Im 13. Jahrhundert war der Ort von Fehden betroffen, im 14. Jahrhundert zogen Mordbrenner durch die Lande und in den nächsten Jahrhunderten raffte der "Schwarze Tod" ganze Ortschaften dahin. Im Jahre 1728 beginnt in Mildenberg die Amtszeit als Königliches Amt Badingen. Um die Mitte des vorigen Jahrhunderts gab es im Amtsrätlichen Kreis Templin, zu dem Mildenberg in der Zeit von 1817 bis 1952 zählte, bereits 33 Ziegeleien. Nachdem im Jahr 1887 beim Bau der Eisenbahnstrecke Löwenberg-Templin ein Tonlager auf Mildenberger Gebiet und kurz darauf weitere von großer Mächtigkeit entdeckt wurden, schossen an der oberen Havel neue Ziegeleien wie Pilze aus dem Boden.

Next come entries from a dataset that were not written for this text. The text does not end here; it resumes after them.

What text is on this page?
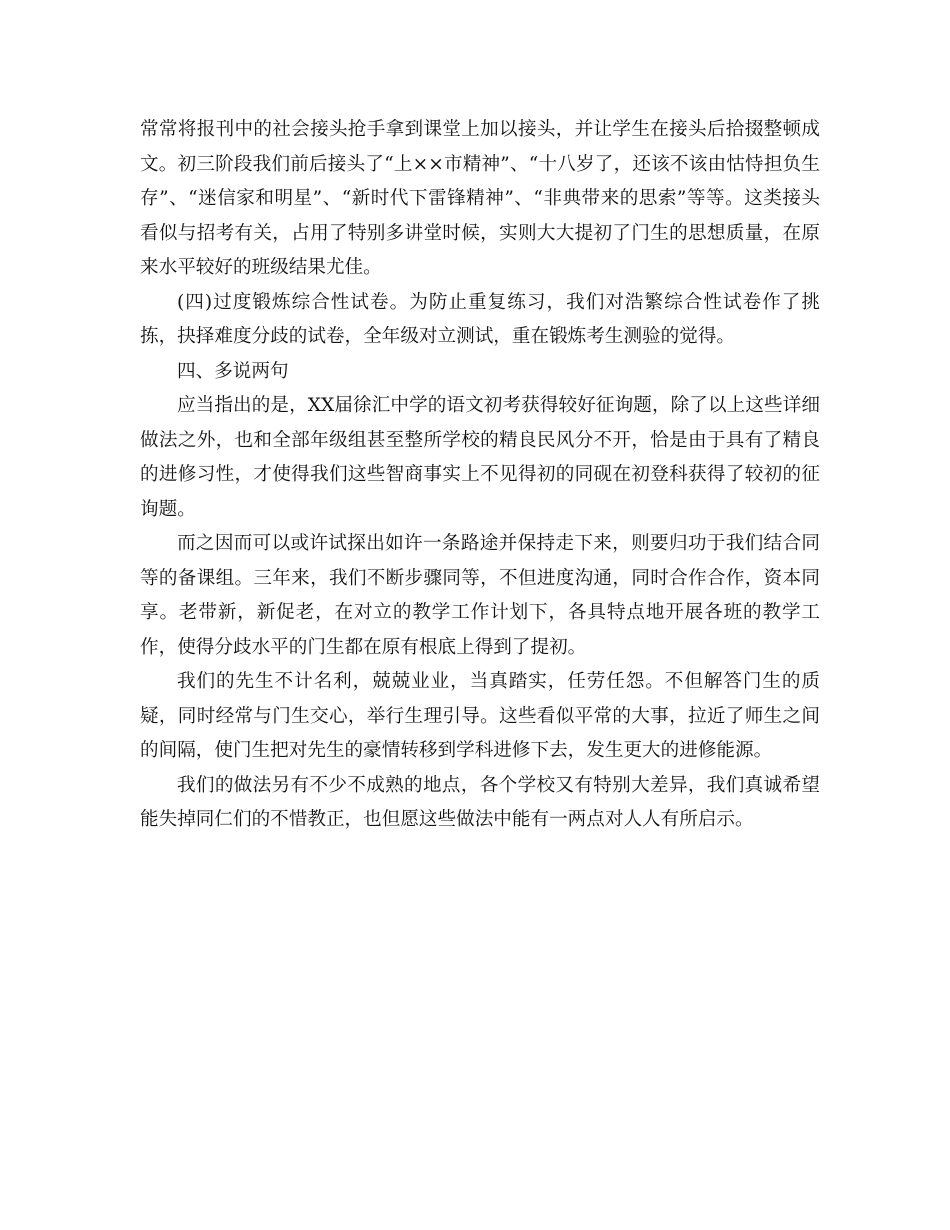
常常将报刊中的社会接头抢手拿到课堂上加以接头，并让学生在接头后拾掇整顿成文。初三阶段我们前后接头了“上××市精神”、“十八岁了，还该不该由怙恃担负生存”、“迷信家和明星”、“新时代下雷锋精神”、“非典带来的思索”等等。这类接头看似与招考有关，占用了特别多讲堂时候，实则大大提初了门生的思想质量，在原来水平较好的班级结果尤佳。

(四)过度锻炼综合性试卷。为防止重复练习，我们对浩繁综合性试卷作了挑拣，抉择难度分歧的试卷，全年级对立测试，重在锻炼考生测验的觉得。

四、多说两句

应当指出的是，XX届徐汇中学的语文初考获得较好征询题，除了以上这些详细做法之外，也和全部年级组甚至整所学校的精良民风分不开，恰是由于具有了精良的进修习性，才使得我们这些智商事实上不见得初的同砚在初登科获得了较初的征询题。

而之因而可以或许试探出如许一条路途并保持走下来，则要归功于我们结合同等的备课组。三年来，我们不断步骤同等，不但进度沟通，同时合作合作，资本同享。老带新，新促老，在对立的教学工作计划下，各具特点地开展各班的教学工作，使得分歧水平的门生都在原有根底上得到了提初。

我们的先生不计名利，兢兢业业，当真踏实，任劳任怨。不但解答门生的质疑，同时经常与门生交心，举行生理引导。这些看似平常的大事，拉近了师生之间的间隔，使门生把对先生的豪情转移到学科进修下去，发生更大的进修能源。

我们的做法另有不少不成熟的地点，各个学校又有特别大差异，我们真诚希望能失掉同仁们的不惜教正，也但愿这些做法中能有一两点对人人有所启示。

1911/12 gab es schließlich 63 Ringöfen an der oberen Havel. Die Arbeiter lebten in erbärmlichen Verhältnissen in den sogenannten Zieglerkasernen. Die Ziegeleien zogen immer mehr Arbeiter an, sodaß im Jahre 1925 immerhin 1.762 Einwohner in Mildenberg lebten.

Die Landschaft an der Oberen Havel wurde durch die über 100 Jahre währende Austonung in Mitleidenschaft gezogen, es entstanden zahlreiche Tongruben und füllten sich nach der Stillegung mit Wasser, sodaß eine einzigartige Tonstichlandschaft entstanden ist, die eine bemerkenswerte Flora und Fauna aufweist.